MYFACING THE MOVIES ON SPACEBOOK

Yessir, I’ve missed posting on a ton of movies this year. So here’s a few microreviews, in case you’re wondering what’s good to see (and use my opinion to make your decision… probably not a good idea.) And no, I’m not going to see 2012.

It Happened One Night (playing this weekend at the Trylon!): One of the greatest movies of all time, hilarious, rapid-fire dialogue, with Claudette Colbert and Clark Gable duking it out on the bus. Watch for Shapley’s come-uppance. A masterpiece.

Inglorious Basterds: Insane and totally entertaining Tarantino flick that grabs you by the throat and doesn’t let go. I remain amazed that someone can make a 2 1/2 hour movie in four languages and with a fifteen minute discussion about silent film director G. W. Pabst and gross in excess of 100 million clams. My favorite film of the year so far.

Paranormal Activity: Liked Blair Witch? You’ll like this. I grew tired of a routine (going to bed in the same place every damn night) that no one in their right fucking mind would do when being attacked by an invisible demon. Gotta give the director credit for sticking to his guns and forcing Paramount to release the original (instead of remaking it as they wanted.) Goes to show what a bit of ingenuity will get you…

An Education: Loved it. Absolutely loved An Education. Sweet and romantic (right up my alley) about a deeply intelligent young woman and the rogue who is both charmed by her and by the pursuit of the finer things. Carey Mulligan reminds me of Audrey in Roman Holiday. The best date movie of the year, hands down.
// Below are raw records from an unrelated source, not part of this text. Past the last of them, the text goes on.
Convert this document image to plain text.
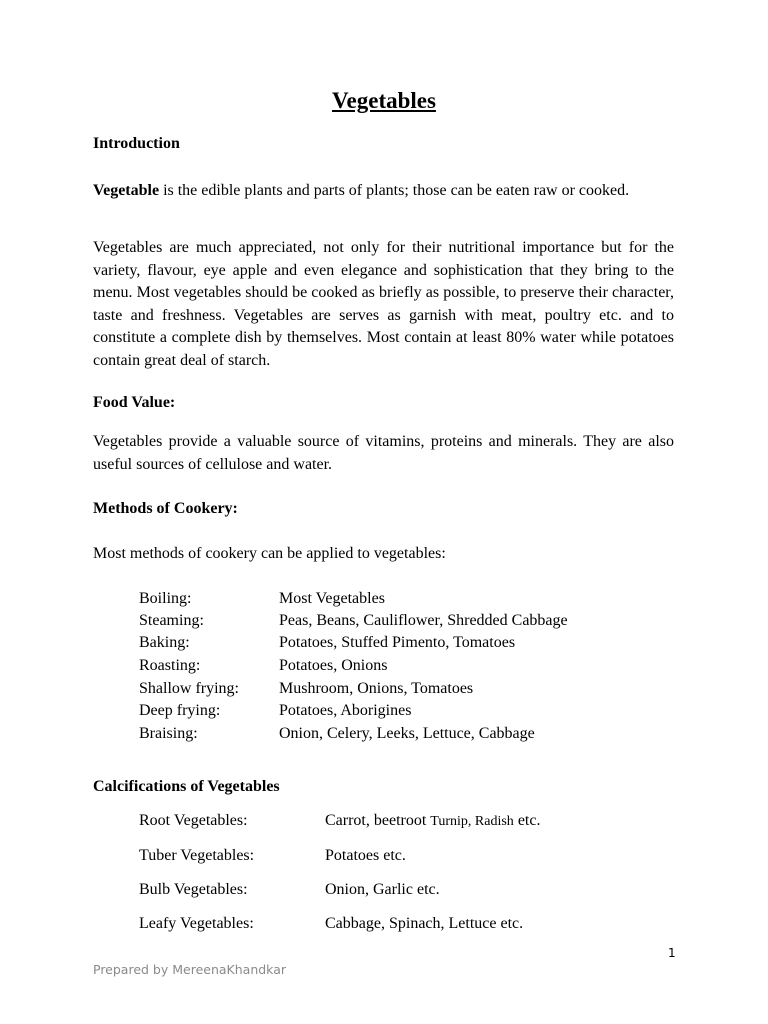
Vegetables
Introduction
Vegetable is the edible plants and parts of plants; those can be eaten raw or cooked.
Vegetables are much appreciated, not only for their nutritional importance but for the variety, flavour, eye apple and even elegance and sophistication that they bring to the menu. Most vegetables should be cooked as briefly as possible, to preserve their character, taste and freshness. Vegetables are serves as garnish with meat, poultry etc. and to constitute a complete dish by themselves. Most contain at least 80% water while potatoes contain great deal of starch.
Food Value:
Vegetables provide a valuable source of vitamins, proteins and minerals. They are also useful sources of cellulose and water.
Methods of Cookery:
Most methods of cookery can be applied to vegetables:
Boiling:	Most Vegetables
Steaming:	Peas, Beans, Cauliflower, Shredded Cabbage
Baking:	Potatoes, Stuffed Pimento, Tomatoes
Roasting:	Potatoes, Onions
Shallow frying:	Mushroom, Onions, Tomatoes
Deep frying:	Potatoes, Aborigines
Braising:	Onion, Celery, Leeks, Lettuce, Cabbage
Calcifications of Vegetables
Root Vegetables:	Carrot, beetroot Turnip, Radish etc.
Tuber Vegetables:	Potatoes etc.
Bulb Vegetables:	Onion, Garlic etc.
Leafy Vegetables:	Cabbage, Spinach, Lettuce etc.
1
Prepared by MereenaKhandkar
Where the Wild Things Are: What a huge disappointment. Wastes the talents of Catherine Keener and Mark Ruffalo (the latter is given literally fifteen seconds of screen time… huh?) and makes Max out to be a spoiled brat. Petulant, irritating, mumblecore monsters make this a tedious movie that wastes the film’s visual beauty. Urges children to whine and act horribly, with the punishment being cake and love. Spike Jonze and Dave Eggers can stop navel-gazing and feeling sorry for themselves any minute now.

Zombieland: Funny, slam-bang, yet strangely tension-free popcorn film that is worth seeing for the fine performances and tight script. Never derails from its premise, which is that zombie killing is a blast. Sure is. Boasts the best cameo in a movie I’ve seen in… forever?

The Informant!: It was OK. Matt Damon is really likeable, the story is fascinating, but as it unwinds you start to get the feeling that… well, that a serious take on this would have made for an amazing film. Instead, you get a slight movie, filled with crazy cameos of stand-up comedians (Patton Oswalt, the Smothers Brothers, and many, many more), bizarre music from Marvin Hamlisch, and for what? Beats me. Check it out at the cheap theaters or on DVD or… don’t.

Julie & Julia: The most frustrating film of the year. I fully expected yet another Nora Ephron shit-fest, but what makes this actually worse is that the Julia Child sections are well done. Beautiful cinematography, intriguing shots, nimble editing, and performances from Meryl Streep and Stanley Tucci that are so sweet and sad and touching and hilarious, I would have utterly swooned for this movie… were it not for the fact that Ephron, in her ever-astounding idiocy, chose to jump between Child’s story and that of the woman who wrote “The Julie/Julia Project”. That part, with Amy Adams, is awful. Worse than awful. And made even more so by the fact that they take us from the great Julia Child sections. Worse, it turns out that the “Julie/Julia Project” is actually a beautiful book, which Ephron ruined. Fuck you, girl. Please never make a movie again.

Bronson: Holy living sweet mother of fuck, the best movie never coming anywhere near you that maybe you’ll see if you think about my review and glom it on Netflix. Tom Hardy plays Charlie Bronson, Britain’s most violent criminal. Bronson is sentenced to seven years for robbing a post office, but has now spent the last 34 years in the lockup, 30 of those in solitary. The movie, which epitomizes bravura, takes place partially in Bronson’s head, as he entertains a packed theater of Brits. Hardy is just astounding, so riveting my wife and I couldn’t take our eyes off him (and the wife off his… uh, reckless nude body.) Wow. Really, wow.

World’s Greatest Dad: I still can’t believe this weird comedy, directed by Bobcat Goldthwait and starring Robin Williams, was any good. But it is. It’s funny. It’s creepy. It’s interesting and well-written. The ending is not a cop-out. The story of a shlep of a high school teacher (Williams) and his son, Kyle (Daryl Sabara), one of the most odious characters to walk the silver screen. Kyle hates everything and everybody, is an idiot, watches German porn involving feces, and ends up killing himself accidentally during auto-erotic asphyxiation. Don’t know why they didn’t release this wider, but then again, maybe it wouldn’t play in the heartland. See it if you can. Or rent it.